4.1.3— Aspects de la folie et de la déraison

4.1.3.1— Aspects de la déraison

Une des règles de la tragédie est de ne pas choquer les bonnes mœurs et d'instruire tout en divertissant 704 . Scudéry, puis l'Académie condamnent ainsi les mœurs de Chimène qui aime et épouse, à la fin de la pièce, l'assassin de son père 705 . Cependant, derrière ce procès de moralité intenté à Chimène se cache un autre débat sur le vrai et le vraisemblable : faut-il préférer, quand cela est nécessaire, la vérité historique à la vraisemblance ? Et Corneille, à l'inverse notamment de Scudéry 706 , préférera toujours, nous dit Georges Couton, le vrai au vraisemblable 707 . En adoptant un telle attitude il choisit le réalisme contre la morale. Cependant, ce faisant il donne à ses personnage une force de caractère décuplée qui est à la hauteur de la force de l'invraisemblance finale — Chimène épousant le meurtrier de son père. C'est pourquoi les personnages de Chimène et de Rodrigue sont hors du commun de droiture et de fidélité à l'honneur : ils sont irréprochables de moralité pour gommer l'immoralité finale. Ainsi les mœurs ne sont pas remises en cause. Et le public de l'époque ne s'y est pas trompé, lui qui a fait un succès de la pièce 708 .

Ainsi ce qui nous semble déraisonnable dans Le Cid, ce n'est pas l'absence de moralité de Chimène, mais bien au contraire sa trop forte moralité qui n’a d’égale que celle de Rodrigue, qui est sur ce plan son double.

Encore ne faudrait-il pas oublier la culpabilité du père de Chimène car c’est lui qui s’oppose au Roi en refusant son choix concernant l’éducation de son fils. Et à côté de la question de la moralité de Chimène ce qui paraît aussi déraisonnable c’est la remise en cause du pouvoir royal : les normes sociales, sans être transgressées et sans aboutir à un vacillement de l'État à la fin de la pièce, sont malmenées.

Notes
704.

« [...] il faut savoir que le Poème de Théâtre fut inventé pour instruire en divertissant; et que c'est sous cet agréable habit que se déguise la philosophie, de peur de paraître trop austère aux yeux du monde : et par lui (s'il faut ainsi dire) qu'elle semble dorer les pilules, afin qu'on les prenne sans répugnance, et qu'on se trouve guéri presque sans avoir connu le remède.
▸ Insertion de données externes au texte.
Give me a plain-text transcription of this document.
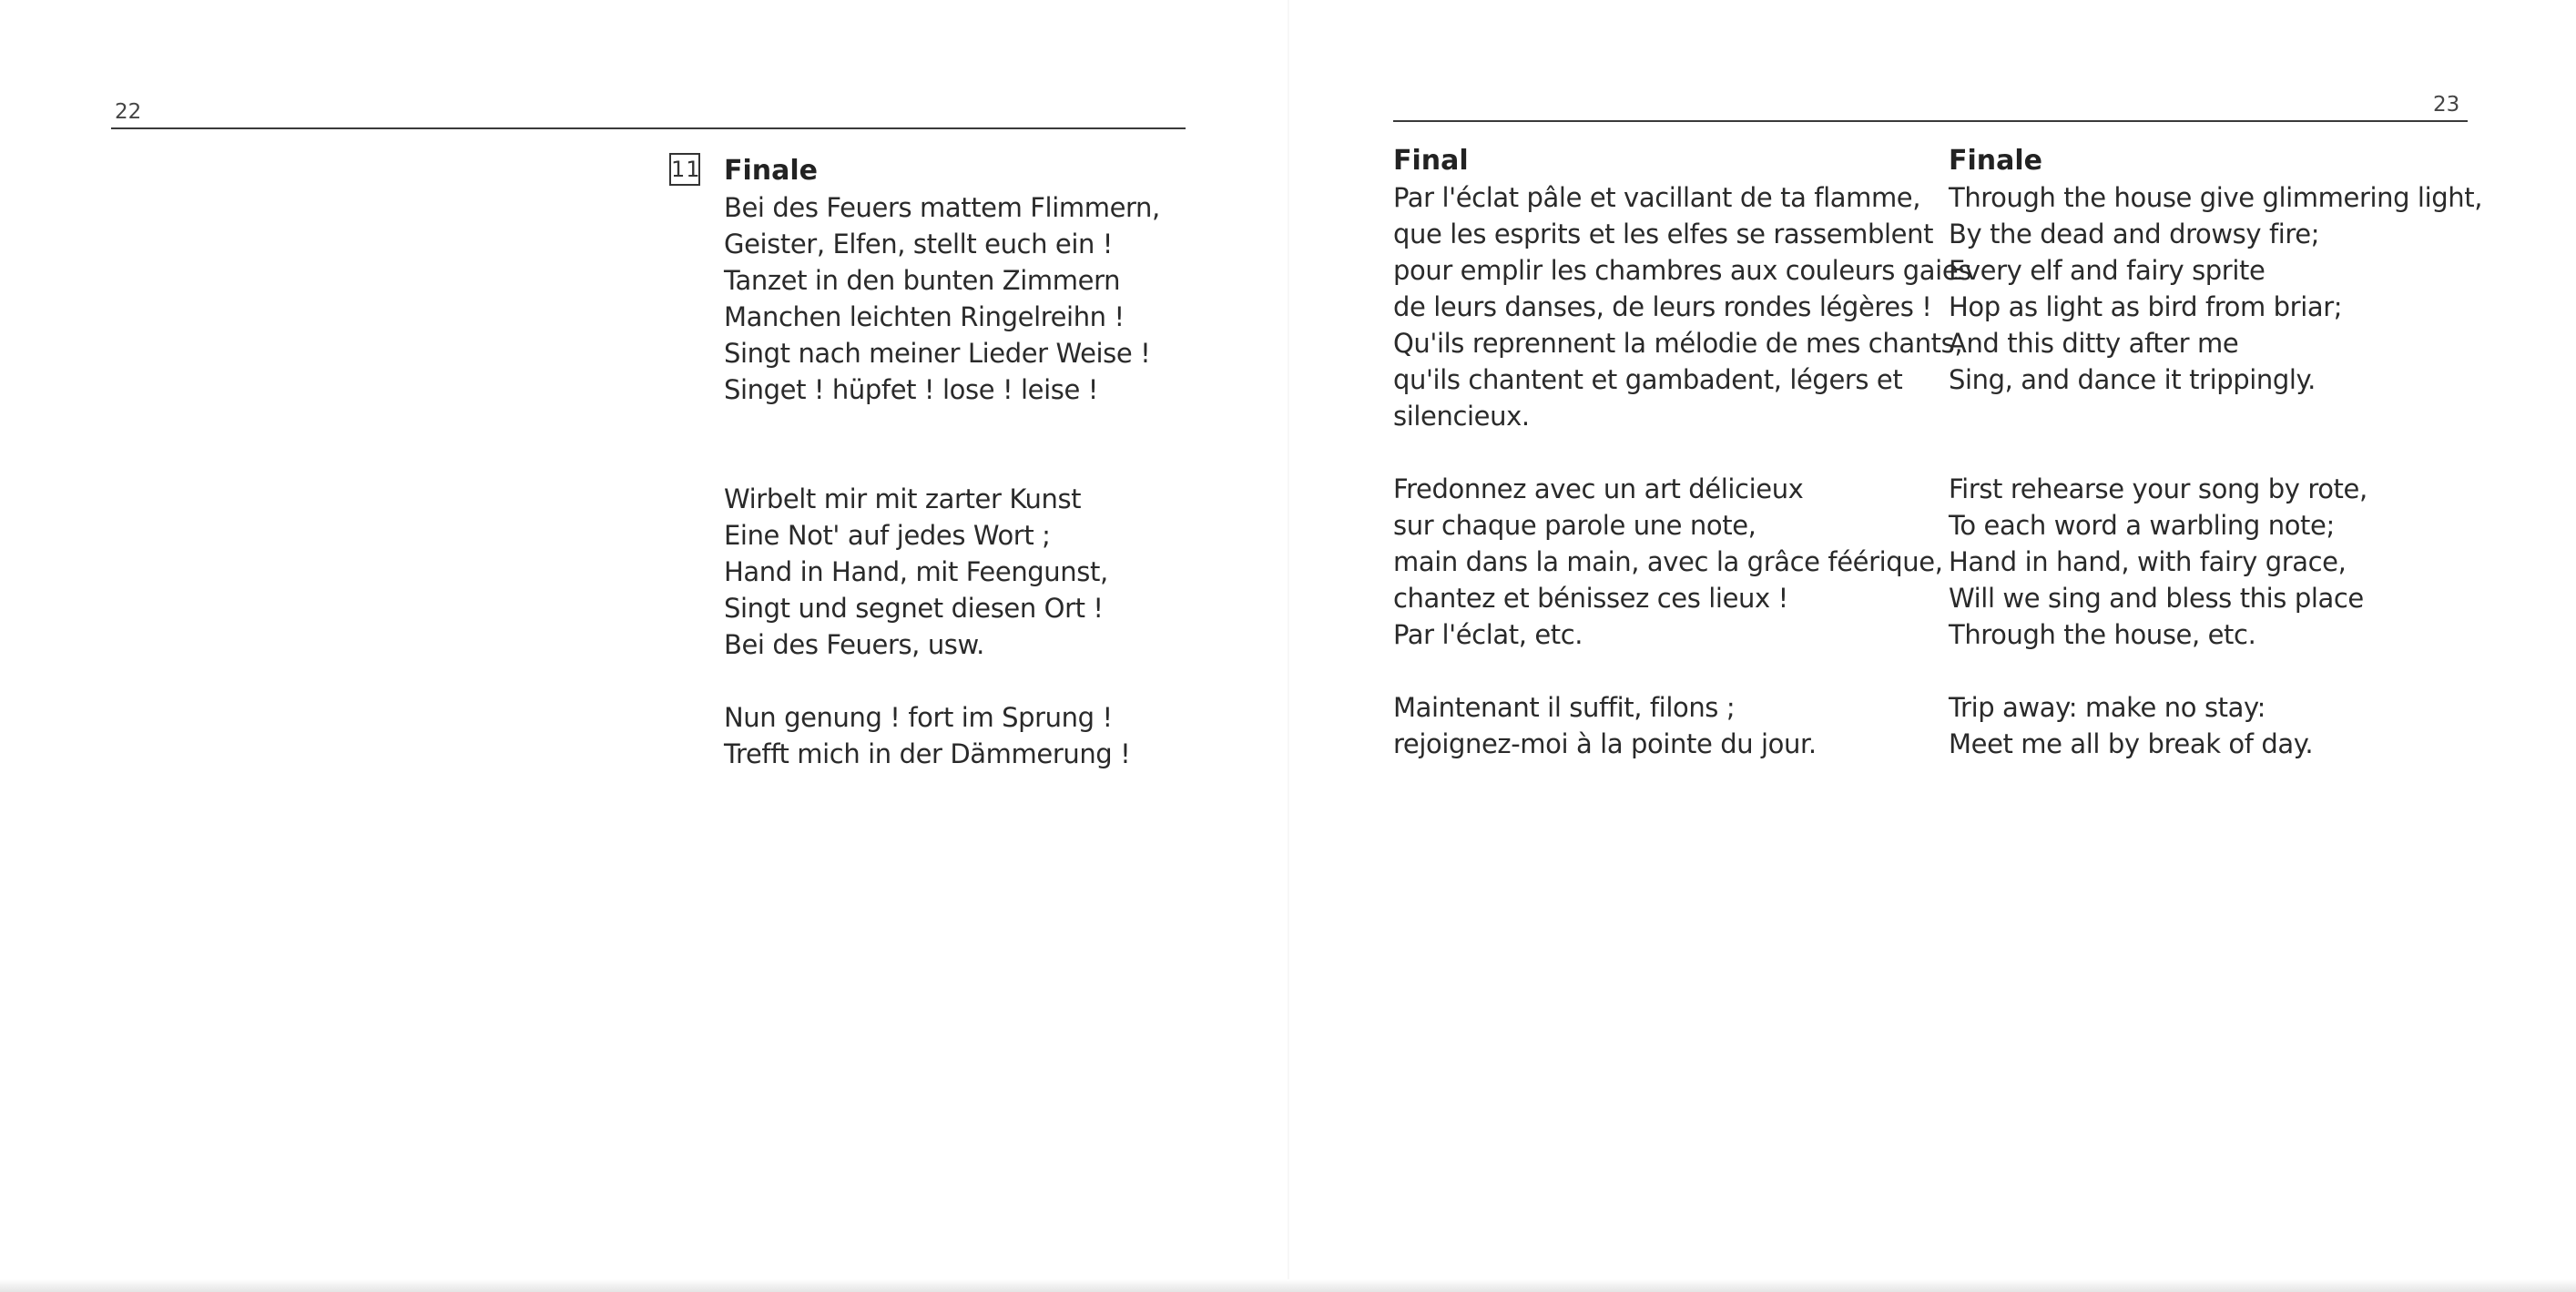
22

11 Finale

Bei des Feuers mattem Flimmern,
Geister, Elfen, stellt euch ein !
Tanzet in den bunten Zimmern
Manchen leichten Ringelreihn !
Singt nach meiner Lieder Weise !
Singet ! hüpfet ! lose ! leise !
Wirbelt mir mit zarter Kunst
Eine Not' auf jedes Wort ;
Hand in Hand, mit Feengunst,
Singt und segnet diesen Ort !
Bei des Feuers, usw.
Nun genung ! fort im Sprung !
Trefft mich in der Dämmerung !

23

Final

Par l'éclat pâle et vacillant de ta flamme,
que les esprits et les elfes se rassemblent
pour emplir les chambres aux couleurs gaies
de leurs danses, de leurs rondes légères !
Qu'ils reprennent la mélodie de mes chants,
qu'ils chantent et gambadent, légers et
silencieux.
Fredonnez avec un art délicieux
sur chaque parole une note,
main dans la main, avec la grâce féérique,
chantez et bénissez ces lieux !
Par l'éclat, etc.
Maintenant il suffit, filons ;
rejoignez-moi à la pointe du jour.

Finale

Through the house give glimmering light,
By the dead and drowsy fire;
Every elf and fairy sprite
Hop as light as bird from briar;
And this ditty after me
Sing, and dance it trippingly.
First rehearse your song by rote,
To each word a warbling note;
Hand in hand, with fairy grace,
Will we sing and bless this place
Through the house, etc.
Trip away: make no stay:
Meet me all by break of day.
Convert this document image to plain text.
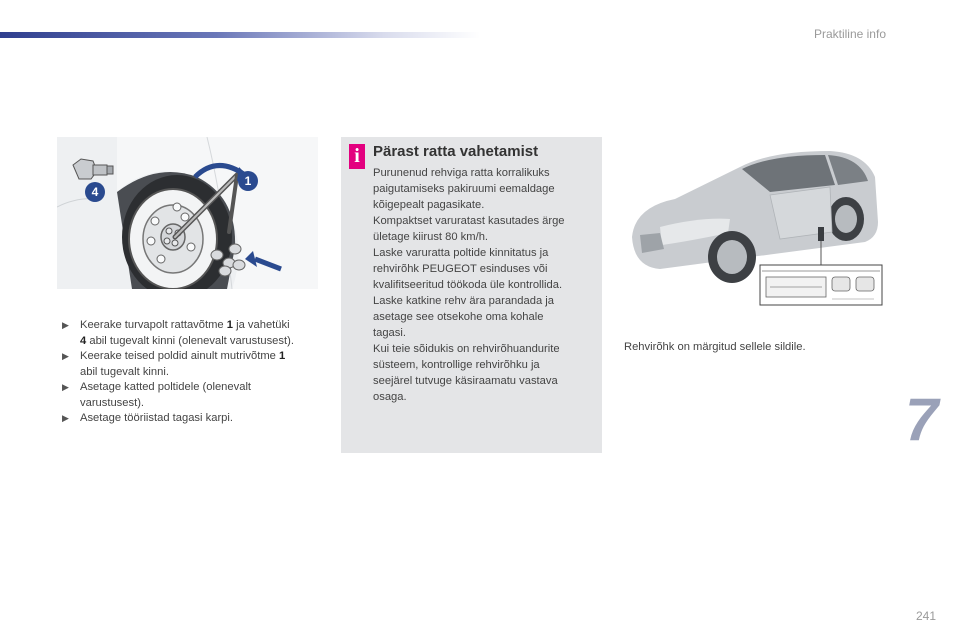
Praktiline info
1
4
▶ Keerake turvapolt rattavõtme 1 ja vahetüki
4 abil tugevalt kinni (olenevalt varustusest).
▶ Keerake teised poldid ainult mutrivõtme 1
abil tugevalt kinni.
▶ Asetage katted poltidele (olenevalt
varustusest).
▶ Asetage tööriistad tagasi karpi.
i Pärast ratta vahetamist

Purunenud rehviga ratta korralikuks

paigutamiseks pakiruumi eemaldage

kõigepealt pagasikate.

Kompaktset varuratast kasutades ärge

ületage kiirust 80 km/h.

Laske varuratta poltide kinnitatus ja

rehvirõhk PEUGEOT esinduses või

kvalifitseeritud töökoda üle kontrollida.

Laske katkine rehv ära parandada ja

asetage see otsekohe oma kohale

tagasi.

Kui teie sõidukis on rehvirõhuandurite

süsteem, kontrollige rehvirõhku ja

seejärel tutvuge käsiraamatu vastava

osaga.

Rehvirõhk on märgitud sellele sildile.
7
241
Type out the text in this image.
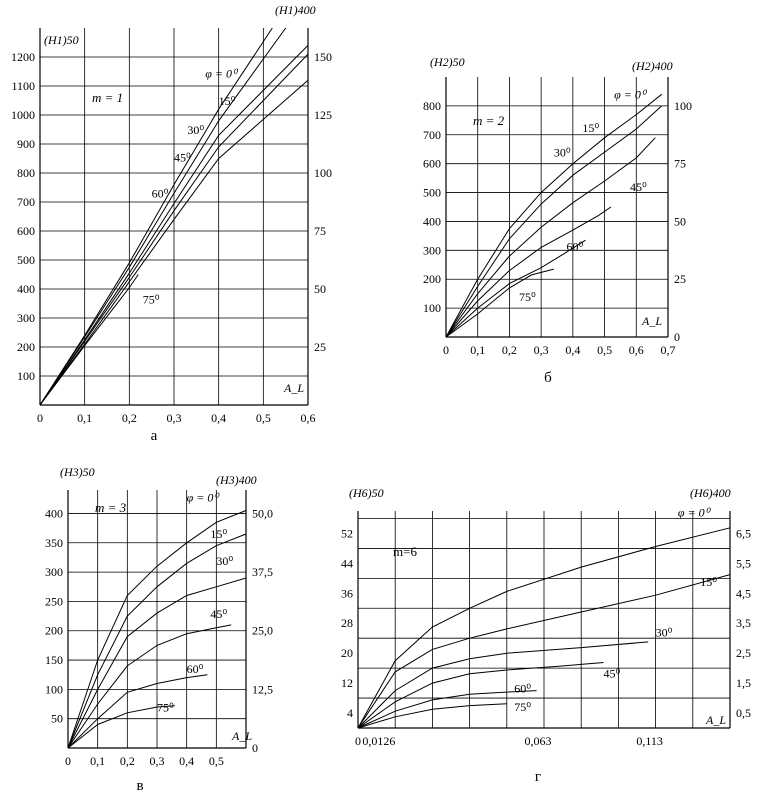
0	0,1 0,2 0,3 0,4 0,5 0,6
100
200
300
400
500
600
700
800
900
1000
1100
1200
25
50
75
100
125
150
φ = 0⁰
15⁰
30⁰
45⁰
60⁰
75⁰
(H1)50
(H1)400
m = 1
A_L
а
0 0,1 0,2 0,3 0,4 0,5 0,6 0,7
100
200
300
400
500
600
700
800
0
25
50
75
100
φ = 0⁰
15⁰
30⁰
45⁰
60⁰
75⁰
(H2)50	(H2)400
m = 2
A_L
б
0 0,1 0,2 0,3 0,4 0,5
50
100
150
200
250
300
350
400
0
12,5
25,0
37,5
50,0
φ = 0⁰
15⁰
30⁰
45⁰
60⁰
75⁰
(H3)50
(H3)400
m = 3
A_L
в
0 0,0126	0,063	0,113
4
12
20
28
36
44
52
0,5
1,5
2,5
3,5
4,5
5,5
6,5
φ = 0⁰
15⁰
30⁰
45⁰
60⁰
75⁰
(H6)50	(H6)400
m=6
A_L
г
Aussi ne manque-t-elle jamais de nous montrer sur la Scène la vertu récompensée, et le vice toujours puni. » Scudéry, 1980, p. 787.

705.

« [...] il [le Poème] en rompt une autre [loi] bien plus importante, puisqu'elle choque les bonnes mœurs comme les règles de la Poésie dramatique. [...] la vertu semble bannie de la conclusion de ce Poème ; il est une instruction au mal, un aiguillon pour nous y pousser ; et par ces fautes remarquables et dangereuses directement opposé aux principales règles dramatiques. » Scudéry, 1980, p. 787.

« [...] Amante trop sensible, et Fille trop dénaturée. [...] En ceci il faut avouer que ses mœurs sont du moins scandaleuses, si en effet elles ne sont dépravées. Ces pernicieux exemples rendent l'Ouvrage notablement défectueux, et s'écartent du but de la Poésie qui veut être utile. » Académie, 1980, p. 810-11.

706.

« [...] le Poète et l'Historien ne doivent pas suivre la même route ; et qu’il vaut mieux que le premier traite un Sujet vraisemblable qui ne soit pas vrai, qu'un vrai qui ne soit pas vraisemblable. » Scudéry, 1980, p. 785.

707.

Couton, 1980, p. 1463. Il cite Corneille : « [...] le sujet d'une belle tragédie doit n'être pas vraisemblable. » dans l'avis au lecteur d'Héraclius ; « [...] les grands sujets qui remuent fortement les passions, et en opposent l'impétuosité aux lois du devoir ou aux tendresses du sang, doivent toujours aller au-delà du vraisemblable » dans son Discours du poème dramatique en 1660.

708.

Pellisson donne son témoignage dans sa Relation contenant l'histoire de l'Académie française : « Il est malaisé de s'imaginer avec quelle approbation cette pièce fut reçue de la Cour et du public. On ne se pouvait lasser de la voir, on n'entendait autre chose dans les compagnies, chacun en savait quelque partie par cœur, on la faisait apprendre aux enfants et en plusieurs endroits de la France il était passé en proverbe de dire : Cela est beau comme Le Cid. » Cité par Georges Couton (Couton, 1980, p. 1450).